Au début des années 1950 l’aviation commerciale repose encore en très grande partie sur des avions à moteurs à pistons. Beaucoup sont issu de la Seconde Guerre mondiale à l’image forcément du Douglas C-47 Skytrain largement démilitarisé dès 1945 et versé aux compagnies aériennes du monde entier. Les vols longs-courriers sont alors la spécialité des grands quadrimoteurs Douglas DC-6 et Lockheed Constellation.
Pourtant ça et là des tentatives de modernisation ont lieu, avec comme pays phare dans ce domaine le Royaume-Uni. Son quadrimoteur à turbopropulseurs Vickers Viscount et surtout son quadriréacteur De Havilland Comet passent pour être parmi les avions les plus modernes du moment.
De l’autre côté du rideau de fer la situation est sensiblement la même. La compagnie étatique soviétique Aeroflot aligne encore majoritairement des Lisunov Li-2 issu de la guerre ainsi que des avions plus petits comme l’Antonov An-2 biplan. Pourtant les choses vont changer, non pas suite à un cahier des charges tout à fait officiel mais grâce à l’ingéniosité et au culot d’Andreï Tupolev.

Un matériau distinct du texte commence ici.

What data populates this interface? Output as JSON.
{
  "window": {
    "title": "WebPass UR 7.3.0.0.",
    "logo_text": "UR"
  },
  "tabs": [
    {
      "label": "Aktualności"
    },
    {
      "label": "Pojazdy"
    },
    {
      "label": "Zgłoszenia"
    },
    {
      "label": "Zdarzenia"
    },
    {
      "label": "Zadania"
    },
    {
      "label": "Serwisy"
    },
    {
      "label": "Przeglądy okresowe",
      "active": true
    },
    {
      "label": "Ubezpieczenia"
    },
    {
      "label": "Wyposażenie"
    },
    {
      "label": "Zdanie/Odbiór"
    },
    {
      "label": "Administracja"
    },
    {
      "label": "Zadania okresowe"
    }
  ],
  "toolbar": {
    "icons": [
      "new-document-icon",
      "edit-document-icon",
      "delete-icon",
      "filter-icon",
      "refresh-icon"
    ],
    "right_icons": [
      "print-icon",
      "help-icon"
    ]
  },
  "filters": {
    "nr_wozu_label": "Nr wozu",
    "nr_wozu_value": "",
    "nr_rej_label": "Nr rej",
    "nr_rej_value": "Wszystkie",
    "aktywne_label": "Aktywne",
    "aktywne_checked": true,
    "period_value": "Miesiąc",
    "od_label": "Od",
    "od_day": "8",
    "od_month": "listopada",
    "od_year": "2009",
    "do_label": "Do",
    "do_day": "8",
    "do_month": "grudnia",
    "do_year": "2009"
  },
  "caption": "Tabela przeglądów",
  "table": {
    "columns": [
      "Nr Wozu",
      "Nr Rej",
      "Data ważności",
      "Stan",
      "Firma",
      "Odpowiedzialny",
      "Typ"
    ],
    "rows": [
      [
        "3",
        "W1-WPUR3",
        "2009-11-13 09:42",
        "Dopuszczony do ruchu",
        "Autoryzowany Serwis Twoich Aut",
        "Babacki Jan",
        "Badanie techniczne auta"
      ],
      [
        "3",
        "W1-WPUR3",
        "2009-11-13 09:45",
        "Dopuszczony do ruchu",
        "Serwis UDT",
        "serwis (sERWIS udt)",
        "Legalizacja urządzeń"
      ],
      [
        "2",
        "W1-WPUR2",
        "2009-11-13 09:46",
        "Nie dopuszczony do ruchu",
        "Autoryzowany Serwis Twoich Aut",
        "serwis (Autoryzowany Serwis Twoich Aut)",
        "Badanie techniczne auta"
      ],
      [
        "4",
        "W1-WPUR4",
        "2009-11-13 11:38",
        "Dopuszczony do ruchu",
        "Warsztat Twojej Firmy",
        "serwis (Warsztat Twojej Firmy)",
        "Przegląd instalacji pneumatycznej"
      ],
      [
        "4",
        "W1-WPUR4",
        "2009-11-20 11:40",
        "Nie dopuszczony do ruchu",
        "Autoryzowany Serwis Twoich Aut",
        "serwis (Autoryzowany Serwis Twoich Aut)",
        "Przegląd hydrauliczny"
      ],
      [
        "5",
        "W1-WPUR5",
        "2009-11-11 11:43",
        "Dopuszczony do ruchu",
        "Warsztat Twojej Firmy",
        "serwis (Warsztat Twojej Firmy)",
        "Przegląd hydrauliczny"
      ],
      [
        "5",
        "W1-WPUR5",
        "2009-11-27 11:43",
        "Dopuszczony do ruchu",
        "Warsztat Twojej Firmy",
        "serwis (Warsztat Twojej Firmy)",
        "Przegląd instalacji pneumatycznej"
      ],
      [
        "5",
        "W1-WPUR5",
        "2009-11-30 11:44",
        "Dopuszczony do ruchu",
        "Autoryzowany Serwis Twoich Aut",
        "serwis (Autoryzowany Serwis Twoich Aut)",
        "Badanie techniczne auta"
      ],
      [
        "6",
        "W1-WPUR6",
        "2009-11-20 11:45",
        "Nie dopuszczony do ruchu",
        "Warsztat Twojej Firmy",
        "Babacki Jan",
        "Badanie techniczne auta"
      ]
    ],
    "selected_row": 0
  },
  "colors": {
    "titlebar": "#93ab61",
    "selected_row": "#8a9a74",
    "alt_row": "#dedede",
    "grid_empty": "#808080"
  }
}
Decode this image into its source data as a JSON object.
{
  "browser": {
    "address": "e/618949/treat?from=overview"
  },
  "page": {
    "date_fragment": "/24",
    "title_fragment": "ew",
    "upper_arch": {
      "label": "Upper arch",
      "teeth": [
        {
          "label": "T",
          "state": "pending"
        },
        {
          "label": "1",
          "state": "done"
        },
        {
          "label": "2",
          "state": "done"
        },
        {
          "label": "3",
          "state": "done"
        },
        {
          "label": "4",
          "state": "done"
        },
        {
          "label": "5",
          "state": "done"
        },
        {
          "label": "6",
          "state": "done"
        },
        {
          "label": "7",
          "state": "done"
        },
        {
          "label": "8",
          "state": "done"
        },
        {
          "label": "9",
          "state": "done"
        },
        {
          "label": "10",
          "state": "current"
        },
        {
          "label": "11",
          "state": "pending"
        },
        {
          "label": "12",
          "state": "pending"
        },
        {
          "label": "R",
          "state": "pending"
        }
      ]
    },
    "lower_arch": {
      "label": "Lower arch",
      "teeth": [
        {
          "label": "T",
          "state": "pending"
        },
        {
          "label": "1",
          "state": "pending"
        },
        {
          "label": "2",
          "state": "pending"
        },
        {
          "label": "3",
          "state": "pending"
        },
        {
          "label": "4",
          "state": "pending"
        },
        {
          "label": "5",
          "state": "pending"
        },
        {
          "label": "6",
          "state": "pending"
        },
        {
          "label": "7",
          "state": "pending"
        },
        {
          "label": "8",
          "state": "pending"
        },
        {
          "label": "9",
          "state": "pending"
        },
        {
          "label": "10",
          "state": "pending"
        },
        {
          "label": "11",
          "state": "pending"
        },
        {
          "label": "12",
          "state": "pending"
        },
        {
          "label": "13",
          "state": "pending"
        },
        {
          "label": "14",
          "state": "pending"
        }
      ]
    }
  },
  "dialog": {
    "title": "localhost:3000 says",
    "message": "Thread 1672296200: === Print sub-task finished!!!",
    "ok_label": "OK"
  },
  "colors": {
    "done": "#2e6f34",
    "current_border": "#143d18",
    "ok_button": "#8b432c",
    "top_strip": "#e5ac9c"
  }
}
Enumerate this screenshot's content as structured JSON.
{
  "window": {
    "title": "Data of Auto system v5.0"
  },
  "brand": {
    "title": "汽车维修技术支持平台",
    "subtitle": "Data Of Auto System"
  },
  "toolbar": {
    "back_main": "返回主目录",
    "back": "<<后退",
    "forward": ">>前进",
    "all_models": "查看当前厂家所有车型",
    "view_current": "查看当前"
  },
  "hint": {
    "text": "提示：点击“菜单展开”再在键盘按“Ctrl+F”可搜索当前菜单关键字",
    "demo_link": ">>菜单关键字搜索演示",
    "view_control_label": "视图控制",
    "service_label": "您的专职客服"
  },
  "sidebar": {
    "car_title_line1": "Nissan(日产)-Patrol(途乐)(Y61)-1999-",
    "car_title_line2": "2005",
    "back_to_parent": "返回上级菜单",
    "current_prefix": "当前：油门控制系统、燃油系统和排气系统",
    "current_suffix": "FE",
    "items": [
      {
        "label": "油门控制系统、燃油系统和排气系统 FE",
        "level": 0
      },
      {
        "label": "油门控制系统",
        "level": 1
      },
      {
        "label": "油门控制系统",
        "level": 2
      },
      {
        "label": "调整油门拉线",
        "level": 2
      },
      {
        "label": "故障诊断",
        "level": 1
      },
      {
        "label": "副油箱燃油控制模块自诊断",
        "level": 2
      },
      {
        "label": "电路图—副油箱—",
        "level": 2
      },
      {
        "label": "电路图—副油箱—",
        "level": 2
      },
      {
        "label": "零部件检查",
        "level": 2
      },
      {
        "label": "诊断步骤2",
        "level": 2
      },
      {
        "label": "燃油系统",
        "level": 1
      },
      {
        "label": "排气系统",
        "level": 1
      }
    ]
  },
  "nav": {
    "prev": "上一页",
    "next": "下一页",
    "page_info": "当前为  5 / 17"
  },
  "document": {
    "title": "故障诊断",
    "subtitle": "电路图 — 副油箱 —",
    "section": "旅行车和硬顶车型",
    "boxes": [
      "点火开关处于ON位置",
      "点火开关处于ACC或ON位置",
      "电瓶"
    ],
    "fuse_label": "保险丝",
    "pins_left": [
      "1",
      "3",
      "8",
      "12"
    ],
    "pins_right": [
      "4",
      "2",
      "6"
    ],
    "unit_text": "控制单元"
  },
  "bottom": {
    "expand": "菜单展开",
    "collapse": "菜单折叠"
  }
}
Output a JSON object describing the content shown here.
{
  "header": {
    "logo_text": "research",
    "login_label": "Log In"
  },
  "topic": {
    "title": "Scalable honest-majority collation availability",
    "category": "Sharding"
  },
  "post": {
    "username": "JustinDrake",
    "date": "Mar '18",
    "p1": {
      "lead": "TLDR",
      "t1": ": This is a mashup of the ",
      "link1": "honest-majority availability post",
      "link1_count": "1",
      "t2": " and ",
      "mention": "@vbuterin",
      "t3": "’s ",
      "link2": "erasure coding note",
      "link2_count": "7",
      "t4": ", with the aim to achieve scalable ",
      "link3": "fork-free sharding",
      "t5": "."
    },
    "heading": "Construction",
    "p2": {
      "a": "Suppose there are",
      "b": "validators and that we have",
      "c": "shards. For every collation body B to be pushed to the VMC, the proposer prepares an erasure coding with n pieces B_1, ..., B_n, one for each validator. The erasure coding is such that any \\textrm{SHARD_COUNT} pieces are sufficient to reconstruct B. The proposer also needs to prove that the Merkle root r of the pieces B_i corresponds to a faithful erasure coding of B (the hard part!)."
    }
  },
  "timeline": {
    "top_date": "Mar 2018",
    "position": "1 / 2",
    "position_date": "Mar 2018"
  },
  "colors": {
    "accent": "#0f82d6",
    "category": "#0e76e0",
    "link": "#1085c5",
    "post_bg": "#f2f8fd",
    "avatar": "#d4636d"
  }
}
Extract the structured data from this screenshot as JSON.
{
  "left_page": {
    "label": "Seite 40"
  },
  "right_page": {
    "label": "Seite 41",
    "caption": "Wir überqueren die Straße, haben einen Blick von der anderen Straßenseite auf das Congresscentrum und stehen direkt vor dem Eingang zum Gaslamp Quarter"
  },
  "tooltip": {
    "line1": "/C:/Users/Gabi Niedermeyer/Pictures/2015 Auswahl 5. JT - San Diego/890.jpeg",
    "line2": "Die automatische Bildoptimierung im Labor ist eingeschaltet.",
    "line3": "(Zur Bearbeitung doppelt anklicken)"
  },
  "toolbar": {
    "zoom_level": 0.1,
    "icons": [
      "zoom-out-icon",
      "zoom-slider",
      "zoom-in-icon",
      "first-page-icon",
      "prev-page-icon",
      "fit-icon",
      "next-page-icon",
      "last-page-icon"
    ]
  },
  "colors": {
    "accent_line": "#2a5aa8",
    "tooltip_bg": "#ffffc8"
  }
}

Le célèbre concepteur d’avions profite en janvier 1953 d’une entrevue privée avec le dictateur Joseph Staline. Ce dernier est affaibli mais encore lucide. Tupolev lui propose de développer pour l’Aeroflot un avion de ligne biréacteur dérivé de son bombardier Tu-88 récemment commandé par les militaires soviétiques. Même si Staline ne comprend déjà plus les tenants et les aboutissants d’une telle entreprise il signe un protocole industriel, faisant confiance à Tupolev. Deux mois plus tard le sanguinaire dictateur décèdera d’une attaque cardiaque.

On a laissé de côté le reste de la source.